Phoenix didn’t record a losing streak until late April. It wasn’t until mid-May, shortly after Crowder returned from an ankle injury, that he was reinserted into the starting lineup.
Williams has maintained that starting unit this postseason aside from two games Paul was lost due to COVID-19 protocols.
“We sat down — it wasn’t just me and Chris. It was the whole starting five,” Booker said on Wednesday when asked about making it work with such a significant running mate. “We were just really honest with each other.
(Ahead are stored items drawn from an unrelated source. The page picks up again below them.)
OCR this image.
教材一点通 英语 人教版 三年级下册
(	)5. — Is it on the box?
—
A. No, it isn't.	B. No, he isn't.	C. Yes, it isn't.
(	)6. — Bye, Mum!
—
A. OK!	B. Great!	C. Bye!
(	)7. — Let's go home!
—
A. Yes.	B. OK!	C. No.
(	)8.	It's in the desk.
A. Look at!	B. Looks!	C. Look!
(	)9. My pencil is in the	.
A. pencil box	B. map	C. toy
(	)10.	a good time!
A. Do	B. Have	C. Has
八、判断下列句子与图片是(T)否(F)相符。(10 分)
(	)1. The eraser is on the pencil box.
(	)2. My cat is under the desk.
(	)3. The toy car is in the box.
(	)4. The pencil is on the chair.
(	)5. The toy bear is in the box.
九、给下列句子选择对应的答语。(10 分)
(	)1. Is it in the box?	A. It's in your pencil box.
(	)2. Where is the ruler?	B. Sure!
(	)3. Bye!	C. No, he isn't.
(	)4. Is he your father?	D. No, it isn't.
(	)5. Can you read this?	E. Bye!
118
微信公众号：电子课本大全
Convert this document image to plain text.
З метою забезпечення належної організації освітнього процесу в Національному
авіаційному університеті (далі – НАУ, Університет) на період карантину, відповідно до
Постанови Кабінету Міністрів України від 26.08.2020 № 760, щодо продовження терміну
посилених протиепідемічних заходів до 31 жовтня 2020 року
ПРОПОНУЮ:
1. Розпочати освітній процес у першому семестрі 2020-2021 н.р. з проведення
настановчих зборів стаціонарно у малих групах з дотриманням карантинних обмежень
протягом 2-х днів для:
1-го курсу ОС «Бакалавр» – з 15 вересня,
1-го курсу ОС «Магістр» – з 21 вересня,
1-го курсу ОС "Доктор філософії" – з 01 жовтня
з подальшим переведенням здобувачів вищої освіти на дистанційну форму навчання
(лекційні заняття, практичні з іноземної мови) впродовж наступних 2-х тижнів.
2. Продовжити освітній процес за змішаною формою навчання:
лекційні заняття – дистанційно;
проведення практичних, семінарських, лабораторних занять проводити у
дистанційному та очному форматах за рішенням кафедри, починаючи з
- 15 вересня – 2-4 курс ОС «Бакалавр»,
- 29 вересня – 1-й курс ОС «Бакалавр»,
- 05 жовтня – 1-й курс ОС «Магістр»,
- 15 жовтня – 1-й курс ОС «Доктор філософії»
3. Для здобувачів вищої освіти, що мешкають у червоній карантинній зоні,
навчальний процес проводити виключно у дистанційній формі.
I always say we hang our hat on the defensive end, and that’s where most of the conversation was.
“We obviously have to figure out chemistry on the offensive end and how we’re going to move and what pace we’re going to move at, but if we’re not going to be scoring, the other team can’t be scoring either.”
In the playoffs, the Suns’ starting lineup holds the sixth-best plus/minus (4.4) of groups who have appeared in more than four games together.
They’ve played consistently good basketball while appearing in 309 minutes together this postseason. That’s 309 minutes out of 864 total, which makes for a huge chunk of pretty good basketball.
That has the Suns, to borrow a few phrases from Booker, in good shape and coming for Larry.